Minding Our Motives: Redemption

A friend read my "Minding Our Motives" post and recalled a familiar triusm: The road to hell is paved with good intentions.

So, if the road of white racism---by which I mean, well-intentioned-but-oblivious white prejudice and acquiescence to systemic racism, as opposed to intentionally hateful acts of discrimination and physical/verbal/emotional violence against non-whites---is in fact a road to hell that is paved with our (well-meaning white folks') good intentions, then what is our salvation from ourselves and from the preferential system in which we are entrenched?

1. I believe, first and foremost, in the need for whites to EDUCATE OURSELVES and one another. If we want to understand non-white experiences within the United States and around the world, then we must pick up a book (any number of them!) and read it! While the impact of hearing a friend or colleague's personal experience of racism is irreplaceable, we whites must be ever cautious about placing the burden of our own education upon others (who, by the way, cannot speak for all persons of color and ethnicity and nationality...though we implicitly ask them to do so). Want to know, for example, what it's like to grow up Black or to raise Black children in the predominantly white school district in which you live? Read "Why Are All The Black Kids Sitting Together in the Cafeteria?" by Beverly Daniel Tatum. I've revisited this classic myself recently; my two children, after all, don't come running home from school to share, "Hey Mom, guess how I experienced systemic racism at school today?!"---yet I hear it when my daughter talks about the repeated slight that she experiences from her 2nd grade teacher and I see it when my son is complimented for being an exceptional young Black man (like when commentators marvel that our President is articulate and intelligent). Read White Like Me by Tim Wise; watch Traces of the Trade (a copy can be borrowed from the resource library of Penn Central Conference) or Race: The Power of an Illusion to begin to delve into the depths of the history of race and racism.

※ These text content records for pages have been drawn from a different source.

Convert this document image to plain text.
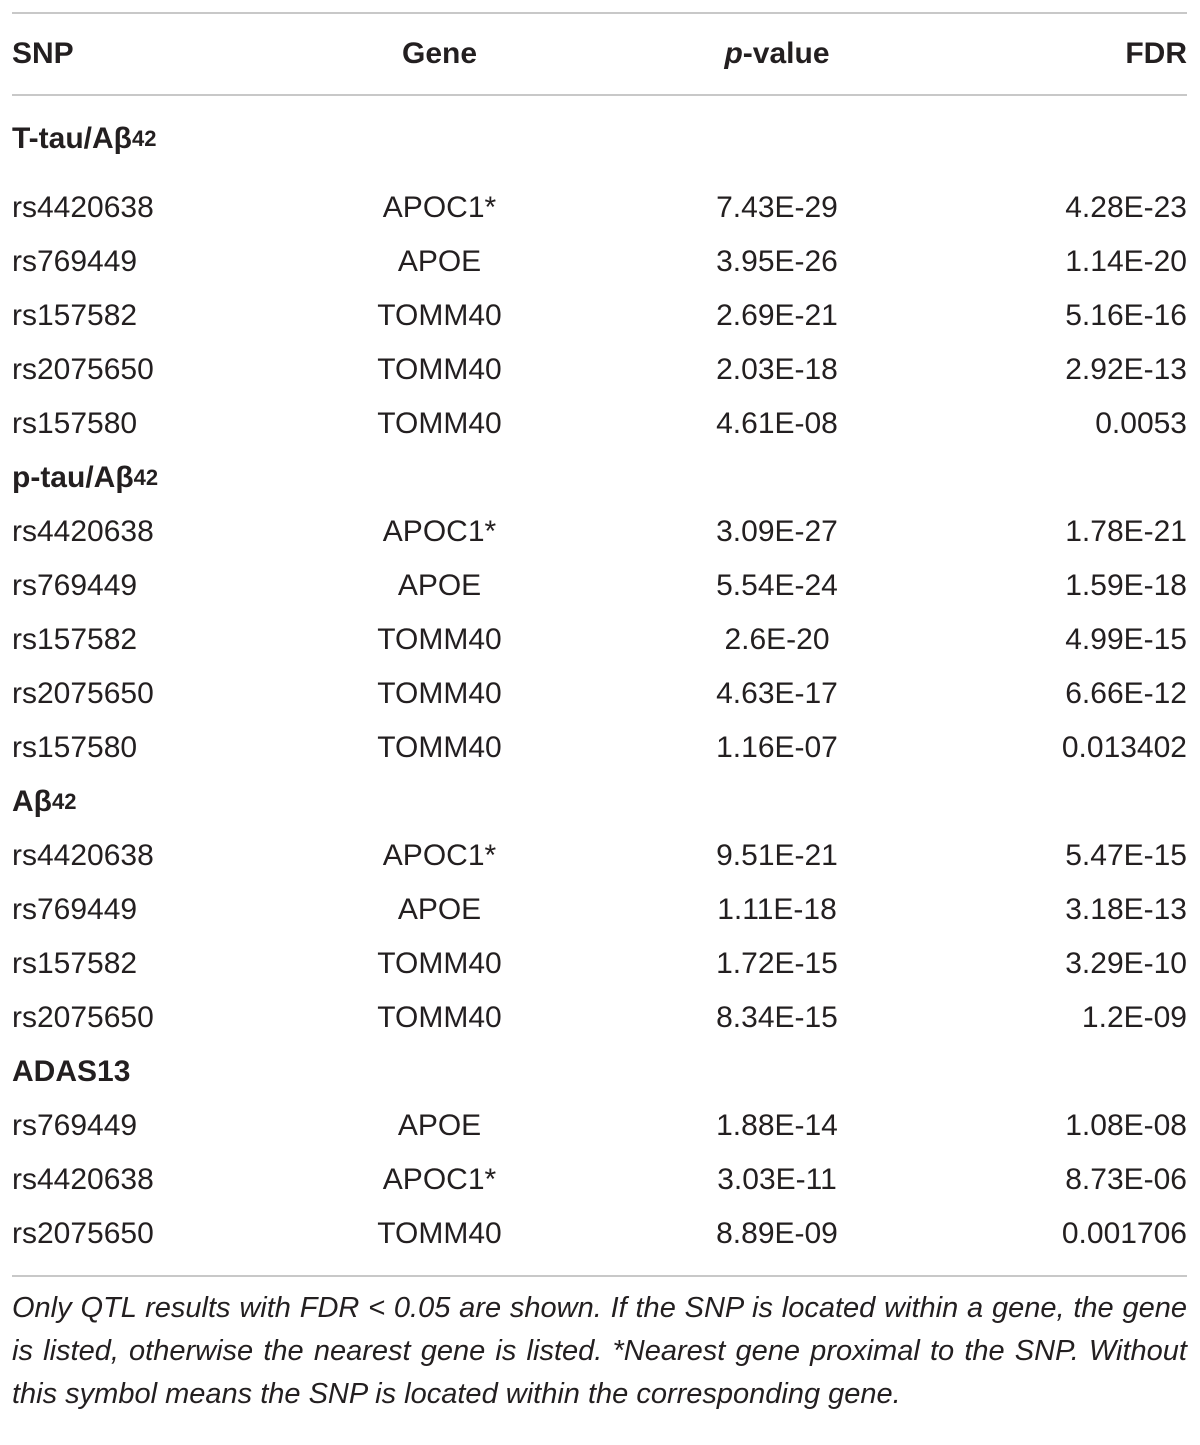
SNP	Gene	p-value	FDR
T-tau/Aβ 42
rs4420638	APOC1*	7.43E-29	4.28E-23
rs769449	APOE	3.95E-26	1.14E-20
rs157582	TOMM40	2.69E-21	5.16E-16
rs2075650	TOMM40	2.03E-18	2.92E-13
rs157580	TOMM40	4.61E-08	0.0053
p-tau/Aβ 42
rs4420638	APOC1*	3.09E-27	1.78E-21
rs769449	APOE	5.54E-24	1.59E-18
rs157582	TOMM40	2.6E-20	4.99E-15
rs2075650	TOMM40	4.63E-17	6.66E-12
rs157580	TOMM40	1.16E-07	0.013402
Aβ 42
rs4420638	APOC1*	9.51E-21	5.47E-15
rs769449	APOE	1.11E-18	3.18E-13
rs157582	TOMM40	1.72E-15	3.29E-10
rs2075650	TOMM40	8.34E-15	1.2E-09
ADAS13
rs769449	APOE	1.88E-14	1.08E-08
rs4420638	APOC1*	3.03E-11	8.73E-06
rs2075650	TOMM40	8.89E-09	0.001706
Only QTL results with FDR < 0.05 are shown. If the SNP is located within a gene, the gene is listed, otherwise the nearest gene is listed. *Nearest gene proximal to the SNP. Without this symbol means the SNP is located within the corresponding gene.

2. If our well-intentioned motives too often deceive us into believing that we (again, whites) are thinking and saying the politically correct things, then we need to join and forge interracial coalitions that will challenge our thinking and our saying and, more importantly, compel us beyond thinking and saying to acting. If intentions do not matter, as I suggested in an earlier blog, then we must stop trying so hard to mean well and actually GET ACTIVE in anti-racism work: in schools and curricula rewrites and standardized testing, in prison reform, in economic policies and international debt forgiveness, in WalMart and Gap's problematic "employment" of underpaid and underage women in Latin & South American countries for clothes-making, in our local colleges where hateful words are still scrawled in public places... Pick one, and become an agent of anti-racism. We whites tend to become overwhelmed rather quickly by the enormity of systemic racism and the abyss of our own white guilt. Getting involved with an already-existing coalition or agency helps to calm our panic and positively focus our anxious need to "do something."

We (whites) are not beyond hope, although we make the most progress toward being anti-racist when we shed our self-righteous motives and humbly lose our fear of being perceived as racist...we are racist simply by virtue of being compliantly mired in this system of white privilege. When we glimpse the tip of this iceberg-of-a-system, then we begin to understand that our well-intentioned motives, our careful use of politically correct language, and our prideful report of having one Black friend or one biracial nephew/niece, are (nearly) meaningless in resisting the iceberg's impact around us. We can be most useful---and, perhaps, redeemed---when we set aside our pride and finally risk our comfortable whiteness to join an interracial coalition in the work of anti-racism.